Borger: Holzrausch im Wald hat weitreichende ökologische Folgen

Die saarländischen Grünen haben sich besorgt über zunehmende Kahlschläge im saarländischen Wald gezeigt. Insbesondere in den nadelwaldreichen Bereichen unseres Landes scheine ein „Holzrausch“ ausgebrochen zu sein. Hintergrund seien vielfach Bestrebungen möglichst schnell und günstig viele Einnahmen zu erzielen. Dies habe weitreichende ökologische Folgen, insbesondere für die Waldböden.

Der forstpolitische Sprecher und stellvertretende Landesvorsitzende der Grünen, Klaus Borger, erklärt dazu: „Wir freuen uns mit allen Waldbesitzern im Saarland, dass die Holzpreise in den letzten Jahren gestiegen sind und die Bewirtschaftung der Wälder wieder interessanter geworden ist. Was uns aber überhaupt nicht freut sind die teilweise sehr rabiaten Methoden wie Wälder und Waldböden malträtiert werden, was mit einer schlechten Prognose für deren zukünftige Entwicklung einhergeht.“ Ungeachtet dessen, dass die Saar-Grünen jeglichen Kahlschlag als ökologisch und ökonomisch unvernünftig beurteilen, existiere im saarländischen Waldgesetz eine Anzeige- und Genehmigungspflicht für Kahlschläge, je nach Flächengröße und nach den Kahlschlägen eine Wiederbewaldungsverpflichtung, die durch künstliche Anpflanzung aber auch auf natürlichem Weg über die sogenannte Sukzession erfolgen könne.

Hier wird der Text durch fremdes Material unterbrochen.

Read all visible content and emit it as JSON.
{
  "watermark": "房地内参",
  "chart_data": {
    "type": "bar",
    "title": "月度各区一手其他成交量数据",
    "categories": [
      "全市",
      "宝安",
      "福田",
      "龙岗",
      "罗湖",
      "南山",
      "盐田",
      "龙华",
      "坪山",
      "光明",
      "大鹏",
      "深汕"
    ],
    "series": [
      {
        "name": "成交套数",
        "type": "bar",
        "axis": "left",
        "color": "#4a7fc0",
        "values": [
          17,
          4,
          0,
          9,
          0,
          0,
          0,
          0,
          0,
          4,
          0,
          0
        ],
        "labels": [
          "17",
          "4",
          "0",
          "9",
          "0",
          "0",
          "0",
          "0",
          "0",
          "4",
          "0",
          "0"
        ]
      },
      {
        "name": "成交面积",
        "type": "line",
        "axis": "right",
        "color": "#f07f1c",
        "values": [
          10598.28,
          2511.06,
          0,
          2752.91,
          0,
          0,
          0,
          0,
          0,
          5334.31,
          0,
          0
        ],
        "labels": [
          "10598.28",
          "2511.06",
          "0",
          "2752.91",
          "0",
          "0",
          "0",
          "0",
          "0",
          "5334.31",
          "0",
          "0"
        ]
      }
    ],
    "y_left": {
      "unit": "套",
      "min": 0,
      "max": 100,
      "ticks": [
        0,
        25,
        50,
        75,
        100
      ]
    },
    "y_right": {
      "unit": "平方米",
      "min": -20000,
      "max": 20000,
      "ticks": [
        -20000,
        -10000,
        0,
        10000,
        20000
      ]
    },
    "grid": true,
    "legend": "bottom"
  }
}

Borger stellt dennoch fest, dass dieser Anforderung nur unzureichend nachgekommen werde: „Die künstliche Wiederbewaldung mit den notwendigen Schutzmaßnahmen gegen die extrem hohen Wildbestände ist sehr teuer, meist teurer als die Einnahmen aus dem verkauften Holz. Deshalb findet diese, obwohl grundsätzlich durch das Land gefördert, meist nicht statt. Bleibt die natürliche Wiederbewaldung, die jedoch auch unmöglich wird, da die jungen Bäume von hohen Wildbeständen regelrecht aufgefressen werden.“

Die Grünen fordern die Landesregierung deshalb auf, hier im Sinne des Schutzes der Wälder einzugreifen. Dies gehe über eine Intensivierung der Aufklärung und Beratung der Waldbesitzer, der Stärkung der Forstbetriebsgemeinschaften als regionale Hüter des Waldes, ein Jagdgesetz was auch der Gesundung der Wälder diene und über eine effektive Kontrolle vor Ort. Borger: „Es kann nicht sein, dass viele Wälder dem kurzfristigen Gewinnstreben oder dem Hobby einiger Weniger geopfert werden.“ Die Landesregierung müsse das Waldgesetz entsprechend anpassen.